Is it an excuse by Republicans to prevent the government from doing what needs to be done?
@Cerberus I imagine the US executive branch has plans for almost everything. But yes, seats/majority, because Congress appropriates the funds. However the political pressures are on both parties.
> Scientific American asked a wide range of experts to present solutions for the region. Three strategies emerged: a tight ring around the New Orleans metropolitan area alone; a comprehensive, 440-mile levee system that would snake from the Mississippi border halfway to Texas but lie only partway to the shoreline, leaving the coast for lost; and an outer shield around the region’s perimeter, such as the one in the Netherlands, which would spare every locale.
@Xanne You mean the aqueducts? Very true. And Rome didn't cease being Rome until the barbarian hordes tore a bunch down, and others fell into disuse because the Roman infrastructure detiorated.
> In all, federal, state and local governments spent more than $20 billion on the 350 miles of levees, flood walls, gates and pumps that now encircle greater New Orleans [after Katrina].
> The problem, in the argot of flood protection, is that the Army Corps of Engineers designed the new system to protect against the storms that would cause a “100-year” flood — a flood with a 1 percent chance of occurring in any given year.

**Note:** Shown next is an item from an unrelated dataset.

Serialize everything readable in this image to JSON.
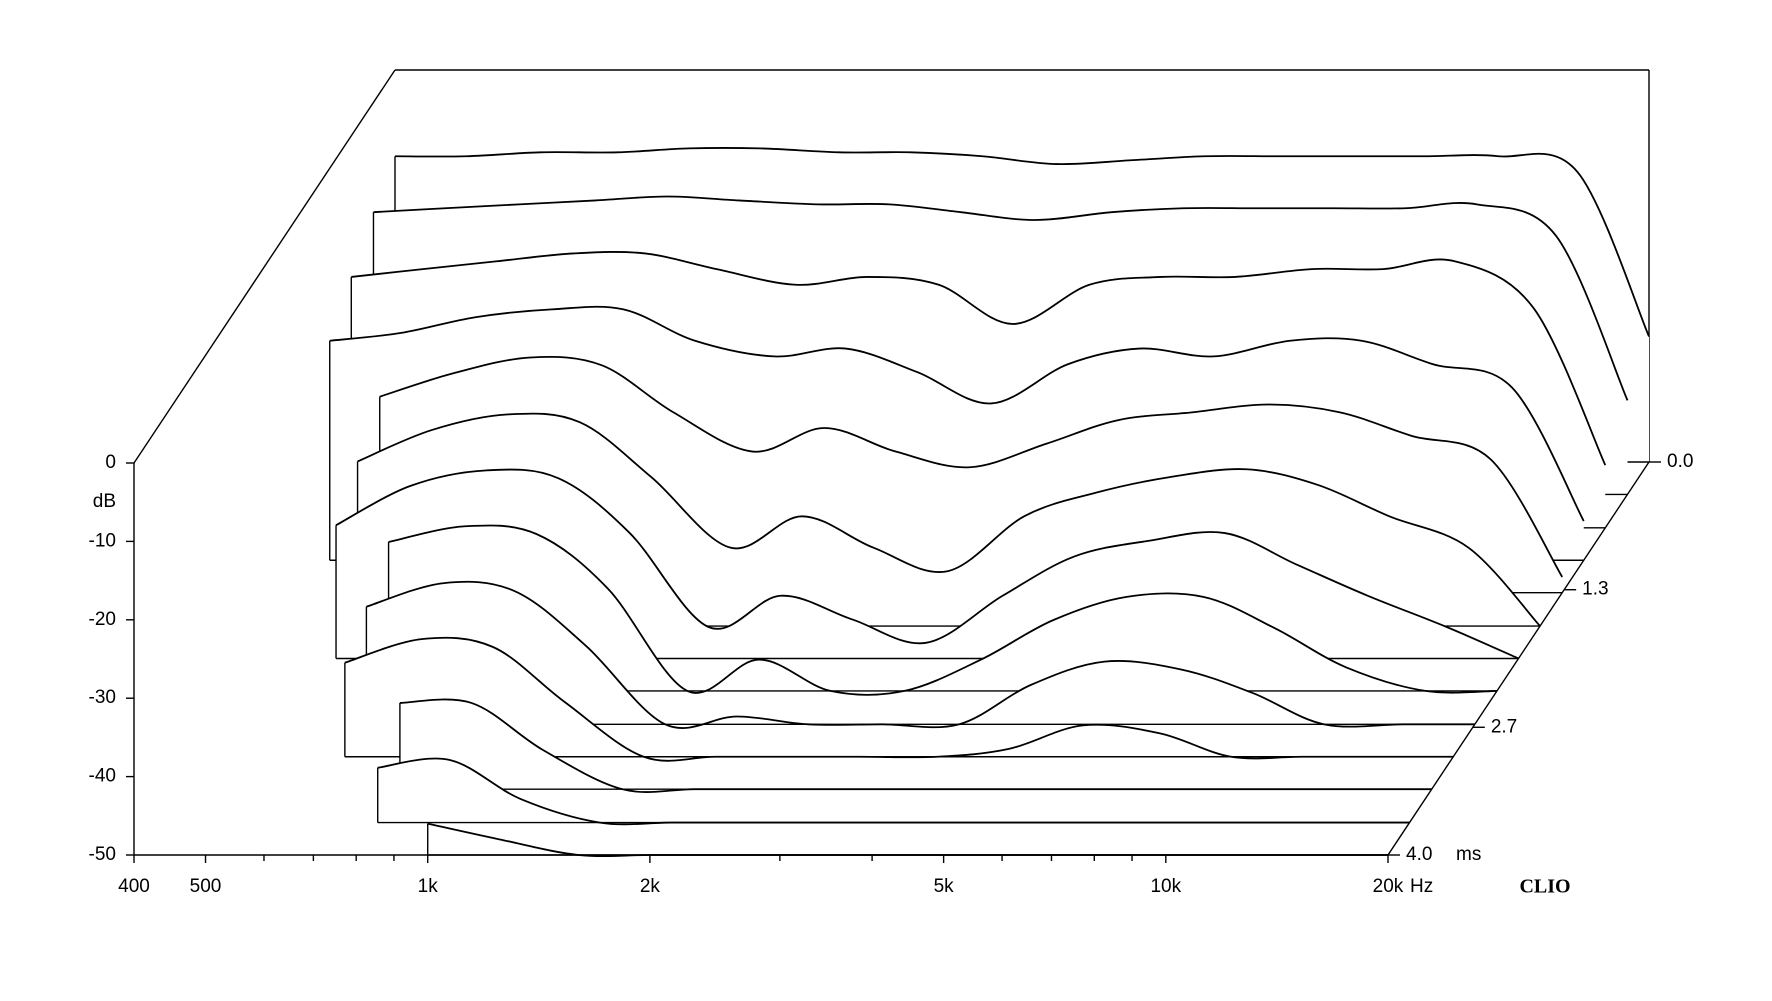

@Cerberus So if it cost $20 billion for 350 miles of substandard protection, what would the price be for over 10 times that distance of killer hurricane-proof protection?
But the coastline is not all seamless seashore from Presque Isle, Maine to Brownsville, Texas. There are innumerable islands and jetties and keys, and river deltas and on and on and on.
@Xanne I just read an article today that the Armenian-Azerbaijan war (which lasted like a couple months and just ended) should scare the crap out of the Western European armies, because they are not prepared to deal with how well the Azeri's won (@M.A.R.)
Not to take the discussion away from cats or anything
@Robusto RIght. The barrier Islands don't seem to take care of the problem.
@Xanne haha no that was what Gertrude Stein said about the LA suburbs.
@Mitch Here in northern California we have rolling blackouts in response to high wind to prevent sparks from the electric wires from lighting fires. That is a sad state of technology. And hardly cost-free given the content of freezers and refrigerators.
I don’t know about whether the overall grid is in better shape, but the current threat is cyber attack, supposedly.
@Cerberus every so often I'll visit, but yeah they've added stuff so that you have to pay for anything interesting. Also, on youtube I ran across some guy who records his plays where he tries to get as close to perfect as possible with different limitations, like getting within meters of the original, or allowing no movement at all just rotating in place.